Of course the underlying reason for that 1980 debate was to try to start a process of reducing reliance on cars by making high quality public transport a viable attractive alternative particularly in urban areas. That only 2 years later the Conservatives passed the Bus Deregulation Act pushing things in totally the opposite direction is at best ironic! What’s more urban areas like Manchester and Liverpool are presently trying to find ways to re-regulate bus services because they are in crisis, but more on that later.

In rural areas, sadly, bus services are all but extinct in parts of Lancashire although that’s as much about the lack of public money to subsidise vital routes as it is a cause of the Bus Deregulation Act. Add into all this the chaos created via the privatisation of our railways, which are now widely seen as dysfunctional, and it should make politicians who created this mess (and those who have failed to get us out of it) feel very much ashamed – but of course it doesn’t.

So whilst we should have been developing high quality subsidised public transport to tackle road congestion, air pollution and accessibility to all kinds of services for those without access to cars our governments have been pushing public policy further towards reliance on cars!

Merseyrail train at Maghull North Station

But across Europe’s cities and regions there’s been experimenting with and policy changes in favour of free public transport, whilst they’ve rarely gone down the road & rail to ruin routes that the UK has chosen for itself. I think Luxembourg is the latest convert. The downside to public transport being free (other than paying for it of course) is the potential for it to have the unintended consequence of encouraging folk to do the exact opposite of what they need to do. I’m talking here of walking and cycling because if we create a system where say short walkable journeys reduce because folk get on the free public transport we’ve solved one problem but inadvertently created another with negative health consequences.

But to go back to that re-regulation issue, which I’ve heard talked about for more years than I care to mention particularly on Merseyside, is it going to be action or more taking? I ask as the Liverpool City Region Mayor has popped up recently to rehash all the old arguments in favour of re-regulation. Now don’t get me wrong I with him but I just wish he’d get on with it! No more talking Steve!!!!

310 Ribble bus in Maghull – Photo credit Arnold Richardson/Photobus

We know the bus companies and their shareholders won’t like it, that’s a given, but we need as a matter of some urgency an integrated public transport system of high quality buses and trains.
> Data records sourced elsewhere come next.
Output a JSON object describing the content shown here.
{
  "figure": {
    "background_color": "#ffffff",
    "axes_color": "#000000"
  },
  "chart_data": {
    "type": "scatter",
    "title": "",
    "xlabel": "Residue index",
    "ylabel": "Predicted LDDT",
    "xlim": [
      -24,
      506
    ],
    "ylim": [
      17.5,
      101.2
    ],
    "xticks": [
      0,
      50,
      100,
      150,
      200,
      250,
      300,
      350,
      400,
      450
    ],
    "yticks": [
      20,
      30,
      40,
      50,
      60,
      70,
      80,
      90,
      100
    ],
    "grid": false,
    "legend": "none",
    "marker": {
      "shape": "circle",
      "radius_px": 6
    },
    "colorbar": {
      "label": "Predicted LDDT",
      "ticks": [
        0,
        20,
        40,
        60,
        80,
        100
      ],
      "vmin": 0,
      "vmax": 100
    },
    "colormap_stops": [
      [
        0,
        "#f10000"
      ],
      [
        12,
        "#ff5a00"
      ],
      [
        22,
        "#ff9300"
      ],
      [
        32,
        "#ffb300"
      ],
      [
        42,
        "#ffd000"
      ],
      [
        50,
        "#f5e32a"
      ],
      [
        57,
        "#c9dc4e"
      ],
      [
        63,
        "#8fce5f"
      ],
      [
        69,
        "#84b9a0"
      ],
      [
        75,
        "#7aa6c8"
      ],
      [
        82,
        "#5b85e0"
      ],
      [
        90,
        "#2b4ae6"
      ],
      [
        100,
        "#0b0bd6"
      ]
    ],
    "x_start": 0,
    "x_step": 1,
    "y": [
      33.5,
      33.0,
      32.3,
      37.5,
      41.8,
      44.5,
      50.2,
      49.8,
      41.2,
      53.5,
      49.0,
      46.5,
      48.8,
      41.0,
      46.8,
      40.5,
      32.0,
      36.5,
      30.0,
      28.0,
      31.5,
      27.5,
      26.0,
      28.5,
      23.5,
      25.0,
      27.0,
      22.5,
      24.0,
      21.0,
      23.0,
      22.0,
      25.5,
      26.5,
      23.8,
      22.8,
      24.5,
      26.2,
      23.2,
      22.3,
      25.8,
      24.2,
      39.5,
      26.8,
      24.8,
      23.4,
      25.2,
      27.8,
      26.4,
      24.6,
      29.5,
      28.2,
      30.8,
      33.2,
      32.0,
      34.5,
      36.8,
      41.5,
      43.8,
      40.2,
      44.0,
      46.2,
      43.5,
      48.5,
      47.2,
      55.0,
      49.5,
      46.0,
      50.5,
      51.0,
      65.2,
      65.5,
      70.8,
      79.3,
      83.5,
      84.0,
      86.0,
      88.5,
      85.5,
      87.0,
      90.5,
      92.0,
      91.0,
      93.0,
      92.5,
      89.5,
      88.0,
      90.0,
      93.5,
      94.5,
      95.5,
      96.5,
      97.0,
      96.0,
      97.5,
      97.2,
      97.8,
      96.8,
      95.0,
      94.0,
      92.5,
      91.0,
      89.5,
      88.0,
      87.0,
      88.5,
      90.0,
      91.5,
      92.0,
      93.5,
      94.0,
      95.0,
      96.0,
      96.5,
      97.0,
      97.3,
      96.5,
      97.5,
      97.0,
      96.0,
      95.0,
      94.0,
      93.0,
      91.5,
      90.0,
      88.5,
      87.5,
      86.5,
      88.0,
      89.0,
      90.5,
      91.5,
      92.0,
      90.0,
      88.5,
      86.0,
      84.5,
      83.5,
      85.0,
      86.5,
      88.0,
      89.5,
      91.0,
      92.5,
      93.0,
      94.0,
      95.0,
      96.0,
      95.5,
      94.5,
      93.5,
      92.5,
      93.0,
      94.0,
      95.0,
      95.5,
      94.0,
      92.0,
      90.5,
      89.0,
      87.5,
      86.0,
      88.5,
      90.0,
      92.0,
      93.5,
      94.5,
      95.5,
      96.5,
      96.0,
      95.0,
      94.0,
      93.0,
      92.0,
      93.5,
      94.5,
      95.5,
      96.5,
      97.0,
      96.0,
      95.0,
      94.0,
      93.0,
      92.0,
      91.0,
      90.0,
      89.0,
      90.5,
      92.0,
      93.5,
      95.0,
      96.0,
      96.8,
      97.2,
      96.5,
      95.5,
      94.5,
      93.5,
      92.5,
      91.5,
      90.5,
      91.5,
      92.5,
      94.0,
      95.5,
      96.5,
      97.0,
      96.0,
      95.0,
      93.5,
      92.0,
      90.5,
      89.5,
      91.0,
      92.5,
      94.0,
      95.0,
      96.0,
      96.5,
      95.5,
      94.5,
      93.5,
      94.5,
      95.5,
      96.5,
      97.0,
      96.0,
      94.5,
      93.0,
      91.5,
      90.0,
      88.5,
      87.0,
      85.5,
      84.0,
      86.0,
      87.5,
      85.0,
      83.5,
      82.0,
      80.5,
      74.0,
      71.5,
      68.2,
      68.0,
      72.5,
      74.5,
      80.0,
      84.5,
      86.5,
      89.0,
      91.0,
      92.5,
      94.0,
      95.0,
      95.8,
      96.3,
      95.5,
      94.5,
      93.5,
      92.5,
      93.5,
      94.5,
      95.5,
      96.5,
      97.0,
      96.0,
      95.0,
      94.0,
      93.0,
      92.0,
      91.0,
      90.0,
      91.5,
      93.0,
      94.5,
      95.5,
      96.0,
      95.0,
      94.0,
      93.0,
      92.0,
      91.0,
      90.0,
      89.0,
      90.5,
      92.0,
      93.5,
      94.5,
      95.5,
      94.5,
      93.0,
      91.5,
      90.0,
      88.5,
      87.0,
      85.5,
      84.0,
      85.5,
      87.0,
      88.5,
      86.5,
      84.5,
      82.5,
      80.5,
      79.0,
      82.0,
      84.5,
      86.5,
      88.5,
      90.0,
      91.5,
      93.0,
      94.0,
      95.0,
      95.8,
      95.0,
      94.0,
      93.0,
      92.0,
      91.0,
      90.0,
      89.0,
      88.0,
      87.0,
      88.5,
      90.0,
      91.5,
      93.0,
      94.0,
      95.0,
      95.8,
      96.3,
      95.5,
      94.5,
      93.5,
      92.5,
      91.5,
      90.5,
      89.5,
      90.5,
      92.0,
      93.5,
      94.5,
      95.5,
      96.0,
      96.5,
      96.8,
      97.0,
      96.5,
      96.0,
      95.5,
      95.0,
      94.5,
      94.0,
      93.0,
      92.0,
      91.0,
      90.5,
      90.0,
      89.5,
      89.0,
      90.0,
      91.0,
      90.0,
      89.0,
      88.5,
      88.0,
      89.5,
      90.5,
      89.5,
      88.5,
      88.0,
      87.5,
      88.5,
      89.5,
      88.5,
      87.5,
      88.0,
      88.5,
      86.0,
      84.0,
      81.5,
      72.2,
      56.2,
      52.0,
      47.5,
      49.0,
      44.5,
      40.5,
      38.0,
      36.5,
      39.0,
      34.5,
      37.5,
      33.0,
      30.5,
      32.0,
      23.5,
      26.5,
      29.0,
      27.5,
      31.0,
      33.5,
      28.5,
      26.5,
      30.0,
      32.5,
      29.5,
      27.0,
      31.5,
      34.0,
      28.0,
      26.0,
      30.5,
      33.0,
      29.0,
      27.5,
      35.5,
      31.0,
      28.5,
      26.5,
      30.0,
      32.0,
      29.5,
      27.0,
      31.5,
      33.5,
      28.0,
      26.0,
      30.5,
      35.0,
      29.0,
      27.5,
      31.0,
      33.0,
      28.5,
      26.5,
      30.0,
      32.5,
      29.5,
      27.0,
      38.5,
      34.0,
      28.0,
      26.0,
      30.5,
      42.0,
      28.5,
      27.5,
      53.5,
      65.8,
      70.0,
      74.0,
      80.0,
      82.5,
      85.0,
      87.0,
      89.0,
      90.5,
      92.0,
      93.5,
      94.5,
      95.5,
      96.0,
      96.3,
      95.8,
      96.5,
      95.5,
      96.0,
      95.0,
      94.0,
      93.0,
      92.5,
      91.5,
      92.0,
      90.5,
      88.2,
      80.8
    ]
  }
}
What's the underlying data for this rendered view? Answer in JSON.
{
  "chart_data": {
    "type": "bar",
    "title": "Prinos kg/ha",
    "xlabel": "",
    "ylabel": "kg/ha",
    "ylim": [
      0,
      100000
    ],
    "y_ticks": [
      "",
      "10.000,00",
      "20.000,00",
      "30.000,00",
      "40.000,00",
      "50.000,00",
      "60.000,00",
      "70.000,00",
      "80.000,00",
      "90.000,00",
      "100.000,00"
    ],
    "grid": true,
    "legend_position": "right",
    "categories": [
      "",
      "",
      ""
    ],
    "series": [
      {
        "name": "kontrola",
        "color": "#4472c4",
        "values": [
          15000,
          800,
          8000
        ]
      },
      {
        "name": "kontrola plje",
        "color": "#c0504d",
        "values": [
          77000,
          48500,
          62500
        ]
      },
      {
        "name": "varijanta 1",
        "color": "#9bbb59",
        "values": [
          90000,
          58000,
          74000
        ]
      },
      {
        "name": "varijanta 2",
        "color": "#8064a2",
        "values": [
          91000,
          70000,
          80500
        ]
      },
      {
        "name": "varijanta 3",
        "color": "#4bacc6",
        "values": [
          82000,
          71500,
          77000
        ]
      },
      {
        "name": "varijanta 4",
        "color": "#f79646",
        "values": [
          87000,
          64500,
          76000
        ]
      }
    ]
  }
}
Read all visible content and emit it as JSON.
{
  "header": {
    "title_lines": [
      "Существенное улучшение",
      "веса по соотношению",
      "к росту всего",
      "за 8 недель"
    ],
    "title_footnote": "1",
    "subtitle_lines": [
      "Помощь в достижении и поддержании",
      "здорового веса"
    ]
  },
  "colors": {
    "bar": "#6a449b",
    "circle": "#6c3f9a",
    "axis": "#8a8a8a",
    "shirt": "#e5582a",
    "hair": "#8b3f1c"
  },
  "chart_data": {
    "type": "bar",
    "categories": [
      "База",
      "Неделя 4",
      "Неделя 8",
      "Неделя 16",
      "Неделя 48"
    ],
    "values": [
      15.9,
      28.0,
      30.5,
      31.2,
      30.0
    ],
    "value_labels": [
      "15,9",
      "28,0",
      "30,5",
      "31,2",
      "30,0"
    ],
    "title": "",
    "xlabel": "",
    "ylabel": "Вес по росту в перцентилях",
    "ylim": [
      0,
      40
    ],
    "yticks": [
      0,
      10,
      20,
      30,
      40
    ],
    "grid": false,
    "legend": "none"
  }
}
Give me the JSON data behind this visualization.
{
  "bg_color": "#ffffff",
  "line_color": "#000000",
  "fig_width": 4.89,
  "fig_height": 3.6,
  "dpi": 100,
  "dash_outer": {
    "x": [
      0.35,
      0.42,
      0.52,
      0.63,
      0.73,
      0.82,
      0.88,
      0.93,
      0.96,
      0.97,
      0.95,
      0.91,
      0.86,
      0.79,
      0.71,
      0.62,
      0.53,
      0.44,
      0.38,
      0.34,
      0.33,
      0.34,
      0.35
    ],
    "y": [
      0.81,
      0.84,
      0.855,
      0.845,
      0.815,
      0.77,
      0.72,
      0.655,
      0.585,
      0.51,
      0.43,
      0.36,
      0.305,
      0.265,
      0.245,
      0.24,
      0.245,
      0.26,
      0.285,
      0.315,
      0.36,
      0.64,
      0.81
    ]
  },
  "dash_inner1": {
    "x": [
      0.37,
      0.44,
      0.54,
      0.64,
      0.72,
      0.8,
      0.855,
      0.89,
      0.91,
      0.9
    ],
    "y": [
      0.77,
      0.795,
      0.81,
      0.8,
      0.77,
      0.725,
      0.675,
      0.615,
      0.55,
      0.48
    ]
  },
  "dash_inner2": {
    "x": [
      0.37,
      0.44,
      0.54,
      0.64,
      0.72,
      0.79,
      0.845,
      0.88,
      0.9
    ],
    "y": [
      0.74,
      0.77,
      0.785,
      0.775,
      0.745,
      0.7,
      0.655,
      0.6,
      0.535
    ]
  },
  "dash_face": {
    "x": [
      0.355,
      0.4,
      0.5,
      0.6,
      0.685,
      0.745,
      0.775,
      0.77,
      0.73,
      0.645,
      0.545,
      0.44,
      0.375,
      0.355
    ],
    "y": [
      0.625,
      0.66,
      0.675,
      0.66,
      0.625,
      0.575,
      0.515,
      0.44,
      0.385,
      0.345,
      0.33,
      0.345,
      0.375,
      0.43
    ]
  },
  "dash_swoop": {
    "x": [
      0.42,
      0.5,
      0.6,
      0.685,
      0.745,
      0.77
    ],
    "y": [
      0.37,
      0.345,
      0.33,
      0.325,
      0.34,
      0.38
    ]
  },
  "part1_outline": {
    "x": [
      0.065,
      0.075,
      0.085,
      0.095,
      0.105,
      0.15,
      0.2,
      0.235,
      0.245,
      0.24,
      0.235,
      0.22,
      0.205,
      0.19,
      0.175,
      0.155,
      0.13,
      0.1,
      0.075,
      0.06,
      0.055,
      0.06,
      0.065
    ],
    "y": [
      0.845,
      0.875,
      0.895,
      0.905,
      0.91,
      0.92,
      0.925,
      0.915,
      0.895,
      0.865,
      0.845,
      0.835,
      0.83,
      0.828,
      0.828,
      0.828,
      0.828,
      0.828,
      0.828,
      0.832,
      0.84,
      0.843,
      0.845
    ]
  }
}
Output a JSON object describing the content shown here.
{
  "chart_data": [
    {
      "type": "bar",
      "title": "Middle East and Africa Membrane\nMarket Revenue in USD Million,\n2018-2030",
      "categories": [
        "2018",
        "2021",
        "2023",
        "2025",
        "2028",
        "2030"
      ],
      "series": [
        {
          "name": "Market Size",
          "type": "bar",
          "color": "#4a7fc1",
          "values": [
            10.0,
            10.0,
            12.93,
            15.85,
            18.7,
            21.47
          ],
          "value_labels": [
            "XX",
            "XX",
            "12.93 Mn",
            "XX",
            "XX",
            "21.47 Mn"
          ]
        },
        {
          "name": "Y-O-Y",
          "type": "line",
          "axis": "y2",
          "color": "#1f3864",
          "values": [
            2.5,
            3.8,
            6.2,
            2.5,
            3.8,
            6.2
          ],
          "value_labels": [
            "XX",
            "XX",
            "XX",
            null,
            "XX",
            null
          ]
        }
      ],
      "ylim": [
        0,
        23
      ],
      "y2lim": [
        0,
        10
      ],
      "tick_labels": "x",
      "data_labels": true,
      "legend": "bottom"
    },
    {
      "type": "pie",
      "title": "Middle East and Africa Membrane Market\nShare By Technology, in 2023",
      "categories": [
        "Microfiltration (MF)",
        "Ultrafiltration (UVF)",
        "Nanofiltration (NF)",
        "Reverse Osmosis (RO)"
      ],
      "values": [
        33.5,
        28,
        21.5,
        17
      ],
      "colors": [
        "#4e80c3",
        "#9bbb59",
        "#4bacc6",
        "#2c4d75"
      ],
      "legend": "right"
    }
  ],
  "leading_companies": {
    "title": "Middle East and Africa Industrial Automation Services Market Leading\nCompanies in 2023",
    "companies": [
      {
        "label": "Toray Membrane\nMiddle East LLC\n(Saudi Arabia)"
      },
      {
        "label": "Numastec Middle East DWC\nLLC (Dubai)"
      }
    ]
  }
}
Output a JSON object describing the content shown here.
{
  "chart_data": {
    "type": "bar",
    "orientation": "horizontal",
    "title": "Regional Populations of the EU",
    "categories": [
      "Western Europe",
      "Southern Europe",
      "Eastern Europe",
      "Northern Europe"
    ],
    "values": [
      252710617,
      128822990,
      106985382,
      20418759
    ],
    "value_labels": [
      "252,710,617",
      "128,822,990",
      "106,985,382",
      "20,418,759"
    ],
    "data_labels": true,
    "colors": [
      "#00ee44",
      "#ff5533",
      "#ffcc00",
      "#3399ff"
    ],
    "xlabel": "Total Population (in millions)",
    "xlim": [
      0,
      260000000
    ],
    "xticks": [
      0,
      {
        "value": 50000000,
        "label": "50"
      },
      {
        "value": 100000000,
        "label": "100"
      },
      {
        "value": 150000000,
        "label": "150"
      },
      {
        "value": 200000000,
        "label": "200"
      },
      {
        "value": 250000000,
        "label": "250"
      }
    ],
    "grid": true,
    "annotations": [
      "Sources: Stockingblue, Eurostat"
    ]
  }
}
What’s more we need it to deliver far less CO2 emissions (thinking of diesel powered buses in particular here)and be good enough (punctual, fast, reliable and running 7 days per week) to make us want to ditch our cars for many local journeys.

So yes re-regulate the buses, integrate them properly with the trains and start to look seriously at either free public transport or nominal ticket prices.